Limitations of the odysseus implementation

It is well known that there is additional information in the coding sequence of a gene beyond the genetic code for translating nucleotide triplets (codons). For example, the UGA stop codon is translated to selenocysteine if a so-called SECIS pattern is present52,53. There is also a process termed programmed ribosomal frameshifting by which the ribosome shifts the reading frame by one or two nucleotides in either the + or the − direction54. The patterns of these two examples, selenocysteine decoding and ribosomal frameshifting, dictate the protein sequence. These patterns are not implemented yet. The Odysseus tool does also not allow to adjust the gene sequence to other genetic codes than the standard genetic code which could be a useful extension. It is recommended that users select one of those suggested typical genes, that do not contain the reassigned codon (e.g. does not contain a CTG codon if protein expression in Candida albicans is wanted). However, the designed genes might not be typical anymore in species that heavily use the reassigned codons such as several ciliates, that decode stop codons by glutamine55. In addition to codes leading to different protein sequences, there are also various regulatory signals on top of the coding region that affect the gene expression and protein translation levels56. Odysseus is not aware of these signals and the designed genes might miss important signals (if wanted) or by chance introduce unwanted signals. As far as those signals or sequence patterns are known a user could manually detect this and select another of the set of typical genes that Odysseus generates.

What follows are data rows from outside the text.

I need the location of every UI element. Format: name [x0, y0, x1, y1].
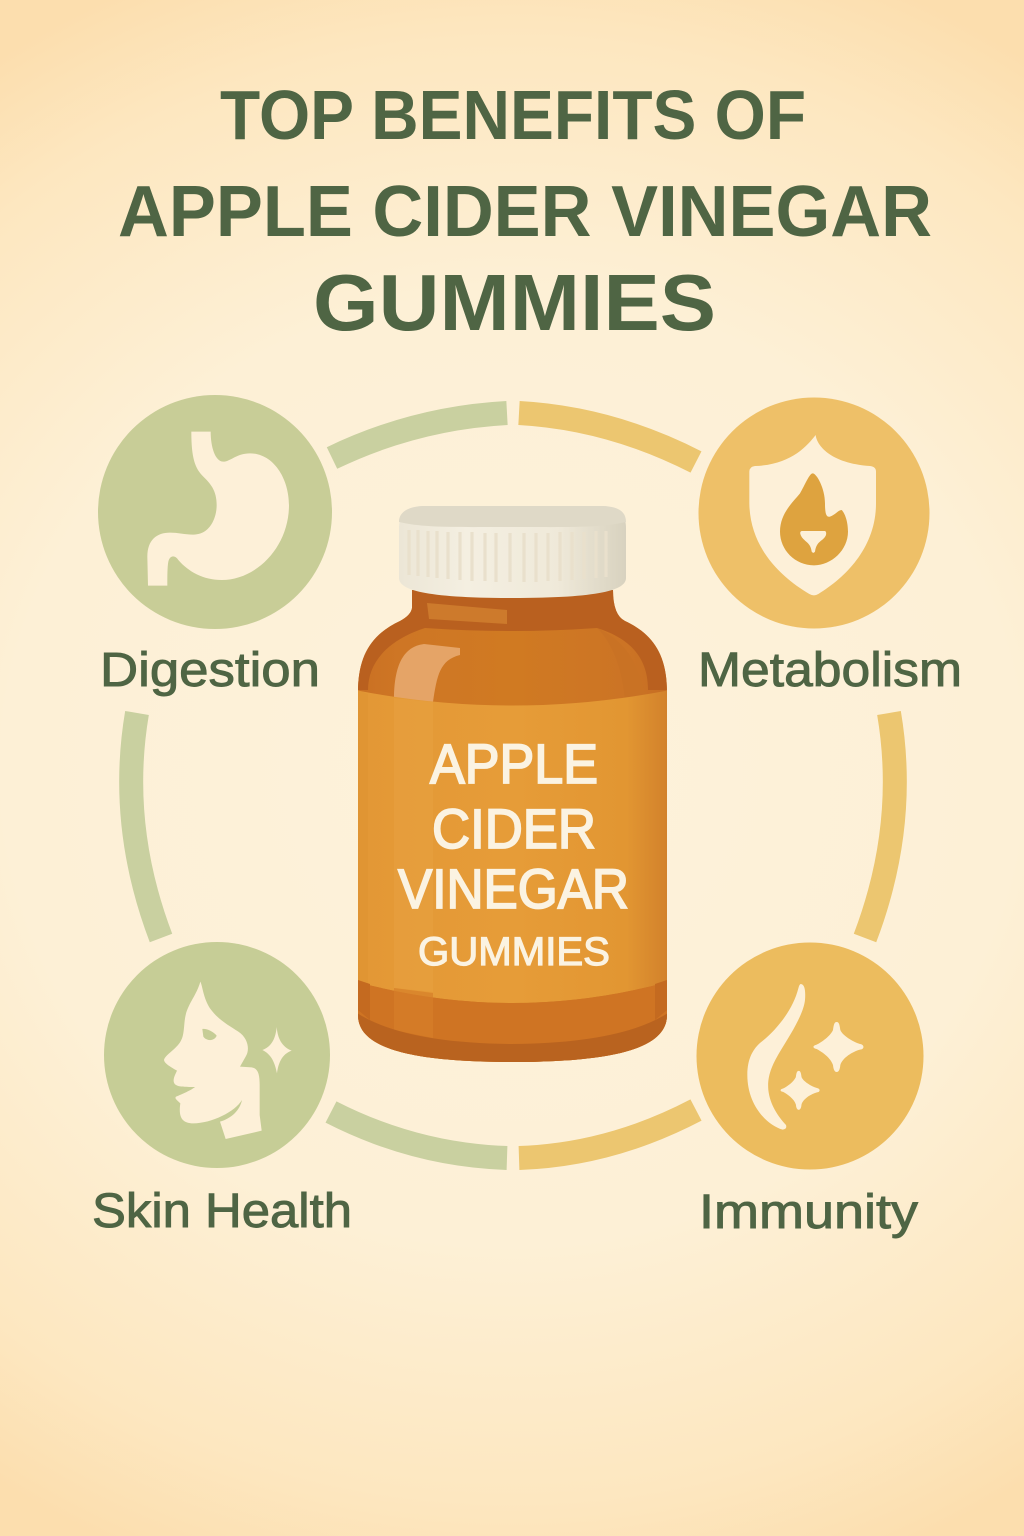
- title: [118, 76, 932, 347]
- label: digestion: Digestion: [100, 644, 320, 697]
- benefit: immunity: [696, 942, 924, 1239]
- bottle body: [350, 585, 675, 1070]
- bottle label text: GUMMIES: [418, 930, 610, 974]
- benefit: skin health: [92, 942, 352, 1238]
- ring arcs: [131, 413, 895, 1158]
- bottle label text: VINEGAR: [398, 857, 629, 920]
- bottle label text: CIDER: [432, 797, 596, 860]
- benefit: metabolism: [698, 398, 962, 697]
- icon: shield with flame: [698, 398, 930, 628]
- icon: face profile with sparkle: [104, 942, 330, 1168]
- bottle label text: [398, 732, 629, 974]
- label: skin health: Skin Health: [92, 1185, 352, 1238]
- icon: stomach: [98, 395, 332, 629]
- label: immunity: Immunity: [699, 1186, 918, 1239]
- title: GUMMIES: [313, 258, 716, 347]
- bottle label text: APPLE: [430, 732, 598, 795]
- icon: wave with sparkles: [696, 942, 924, 1170]
- title: TOP BENEFITS OF: [220, 76, 806, 154]
- bottle cap: [399, 506, 626, 598]
- label: metabolism: Metabolism: [698, 644, 962, 697]
- supplement bottle: [350, 506, 675, 1070]
- benefit: digestion: [98, 395, 332, 697]
- title: APPLE CIDER VINEGAR: [118, 172, 932, 252]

Odysseus is a new software tool to design typical genes for heterologous protein expression. In contrast to most other tools, which intend to optimize the codon usage by selecting only codons from a few highly expressed proteins or by selecting only the codon with the highest relative codon usage from each codon box, Odysseus generates genes resembling the codon usage of a selected group of proteins. Such groups can be the highest or lowest expressed proteins of a species (with the cut-off free to choose), or even a subset of proteins with a certain function. We tested the new system by generating synthetic genes of the non-toxic, highly structured protein GFP and by evaluating their expression level. The expression level strongly increased from the gene based on the lowest expressed proteins to the gene based on the highest expressed proteins. This supports the general finding that protein expression is stronger when adapting a heterologous gene to the most used codons. Such a strong expression is, however, often not wanted and disfavoured when trying to express a toxic protein. To test our software for its use for expressing proteins at low endogenous protein expression levels, we designed synthetic genes for the toxic, non-structured protein αSyn and showed that human αSyn can be adapted to low expression levels. Although further tests with more proteins are needed our results suggest that Odysseus is a valuable tool for designing typical genes for heterologous protein expression.